The typical use of a const volatile variable is for variables that reference read-only hardware registers that can be changed asynchronously (e.g. I/O ports on microcontrollers). This allows the application to read the register but code that tries to assign to the variable will not compile.

CodePudding user response:

This is undefined behavior.

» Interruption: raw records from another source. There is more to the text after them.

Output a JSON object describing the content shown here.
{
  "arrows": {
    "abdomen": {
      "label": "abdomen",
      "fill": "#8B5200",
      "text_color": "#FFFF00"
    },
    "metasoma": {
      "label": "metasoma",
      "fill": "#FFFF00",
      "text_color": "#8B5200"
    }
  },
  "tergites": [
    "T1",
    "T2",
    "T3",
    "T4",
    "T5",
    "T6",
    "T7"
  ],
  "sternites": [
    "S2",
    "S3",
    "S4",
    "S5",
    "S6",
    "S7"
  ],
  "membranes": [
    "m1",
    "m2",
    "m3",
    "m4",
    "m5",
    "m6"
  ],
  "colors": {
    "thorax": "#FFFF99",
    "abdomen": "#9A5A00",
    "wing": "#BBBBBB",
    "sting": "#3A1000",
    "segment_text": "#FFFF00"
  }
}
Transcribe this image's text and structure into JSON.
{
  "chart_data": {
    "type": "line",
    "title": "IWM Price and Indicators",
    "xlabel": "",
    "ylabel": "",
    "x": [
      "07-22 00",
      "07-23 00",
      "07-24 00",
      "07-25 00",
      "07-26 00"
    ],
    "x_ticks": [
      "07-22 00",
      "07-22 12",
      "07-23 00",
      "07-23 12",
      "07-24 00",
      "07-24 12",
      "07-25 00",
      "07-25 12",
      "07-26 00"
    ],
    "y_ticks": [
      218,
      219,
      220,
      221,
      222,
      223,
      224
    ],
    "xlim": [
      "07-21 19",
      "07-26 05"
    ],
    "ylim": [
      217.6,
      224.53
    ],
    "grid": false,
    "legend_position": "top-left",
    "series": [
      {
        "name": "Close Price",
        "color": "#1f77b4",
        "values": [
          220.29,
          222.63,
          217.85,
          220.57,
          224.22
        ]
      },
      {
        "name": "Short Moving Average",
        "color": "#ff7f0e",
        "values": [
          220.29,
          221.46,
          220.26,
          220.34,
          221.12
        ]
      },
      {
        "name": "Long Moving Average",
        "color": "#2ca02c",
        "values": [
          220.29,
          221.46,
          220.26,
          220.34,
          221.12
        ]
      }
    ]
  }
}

Per 6.7.3 Type qualifiers, paragraph 6 of the (draft) C11 standard:

If an attempt is made to modify an object defined with a const-qualified type through use of an lvalue with non-const-qualified type, the behavior is undefined.

There's no requirement for any particular behavior on the program. How it behaves is literally outside the specifications of the C language.

Your professor's observation of how it behaves may be correct. But he goes off the rails. There is no "why" for undefined behavior. What happens can change with changes to compiler options, particulars of the source code, time of day, or phase of the moon. Anything. Any expectation for any particular behavior is unfounded.

And

Solution « volatile »

is flat-out WRONG.

volatile does not provide sufficient guarantees for multithreaded access. See Why is volatile not considered useful in multithreaded C or C programming?.

volatile can appear to "work" because of particulars of the system, or just because any race conditions just don't happen to be triggered in an observable manner, but that doesn't make it correct. It doesn't "work" - you just didn't observe any failure. "I didn't see it break" does not mean "it works".

Note that some C implementations do define volatile much more extensively than the C standard requires. Microsoft in particular defines volatile much more expansively, making volatile much more effective and even useful and correct in multithreaded programs.

But that does not apply to all C implementations. And if you read that link, you'll find it doesn't even apply to Microsoft-compiled code running on ARM hardware...

CodePudding user response:

The explanation of "The variable c is likely to stay local in a register, hence it will not be shared." is not quite right. Or I'm having trouble parsing its precise meaning.

Once you take a pointer to it, the compiler has to put it into memory, unless it can convince itself that the pointer will not be used.

Here https://godbolt.org/z/YavbYxqoE

mov     DWORD PTR [rsp 4], 1

and

lea     rcx, [rsp 4]

suggest to me that the compiler has put the variable on the stack.

It's just that the while loop is not checking it for changes due to it being advertised as const.